Integrative AI-Based Approaches to Connect the Multiome to Use Microbiome-Metabolome Interactive Outcome as Precision Medicine
Abstract
In the era of Genome-Wide Association Studies (GWAS), biologists have unprecedented access to vast datasets, mirrored in the wealth of information from various omics studies, including genomics, transcriptomics, proteomics, metabolomics, and metagenomics. Integrating diverse data sources has emerged as crucial in unravelling the intricacies of biological processes. This chapter delves into our method for merging various omics methodologies, emphasizing metabolomics and metagenomics data. A powerful strategy addresses data processing challenges and opens new avenues for personalized microbiome-based interventions. The combined analysis of host and microbial metabolomics and metagenomics data has significantly advanced our understanding in diagnosing and treating conditions such as inflammatory bowel disease and irritable bowel syndrome. Metabolic signatures in biological fluids and their microbial counterparts serve as indicators, differentiating health from disease.
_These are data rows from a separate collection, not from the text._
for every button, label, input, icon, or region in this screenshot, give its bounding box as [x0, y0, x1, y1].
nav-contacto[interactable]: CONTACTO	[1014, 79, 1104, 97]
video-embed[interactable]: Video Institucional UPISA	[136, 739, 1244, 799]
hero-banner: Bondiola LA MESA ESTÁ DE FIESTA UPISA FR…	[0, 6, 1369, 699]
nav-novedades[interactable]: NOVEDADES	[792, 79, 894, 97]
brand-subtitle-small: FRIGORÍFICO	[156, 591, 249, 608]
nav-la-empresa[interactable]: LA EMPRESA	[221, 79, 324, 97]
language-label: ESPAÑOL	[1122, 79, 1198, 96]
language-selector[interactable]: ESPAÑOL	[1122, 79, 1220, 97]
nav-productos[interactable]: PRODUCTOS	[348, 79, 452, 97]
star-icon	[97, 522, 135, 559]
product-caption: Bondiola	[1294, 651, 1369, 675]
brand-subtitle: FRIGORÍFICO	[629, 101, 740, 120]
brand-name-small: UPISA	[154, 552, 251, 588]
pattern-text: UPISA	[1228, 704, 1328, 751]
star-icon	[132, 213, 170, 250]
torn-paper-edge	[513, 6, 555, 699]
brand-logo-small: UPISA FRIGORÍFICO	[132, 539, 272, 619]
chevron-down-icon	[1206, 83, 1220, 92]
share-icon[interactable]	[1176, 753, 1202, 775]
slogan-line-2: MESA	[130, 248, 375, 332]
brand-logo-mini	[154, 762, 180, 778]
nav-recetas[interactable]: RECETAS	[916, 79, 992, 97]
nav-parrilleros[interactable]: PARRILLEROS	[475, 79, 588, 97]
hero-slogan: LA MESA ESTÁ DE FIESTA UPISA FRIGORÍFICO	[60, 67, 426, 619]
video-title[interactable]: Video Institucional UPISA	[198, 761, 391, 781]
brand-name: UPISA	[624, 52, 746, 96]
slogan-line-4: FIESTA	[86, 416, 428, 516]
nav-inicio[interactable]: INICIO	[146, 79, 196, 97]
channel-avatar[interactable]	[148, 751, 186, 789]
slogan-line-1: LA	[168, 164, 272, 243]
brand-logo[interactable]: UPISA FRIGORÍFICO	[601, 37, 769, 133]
The sheer volume of data demands sophisticated automated tools for processing and interpretation. Recognizing this need, integrating artificial intelligence (AI) and data science has become increasingly prominent. In this chapter, we combine microbiome and metabolome analyses through publicly available models to elucidate the correlations between microbial and metabolic profiles. By harnessing AI models across various omics data sources, this chapter bridges the gap between data acquisition and clinical applications, paving the way for personalized interventions and optimizing individual health.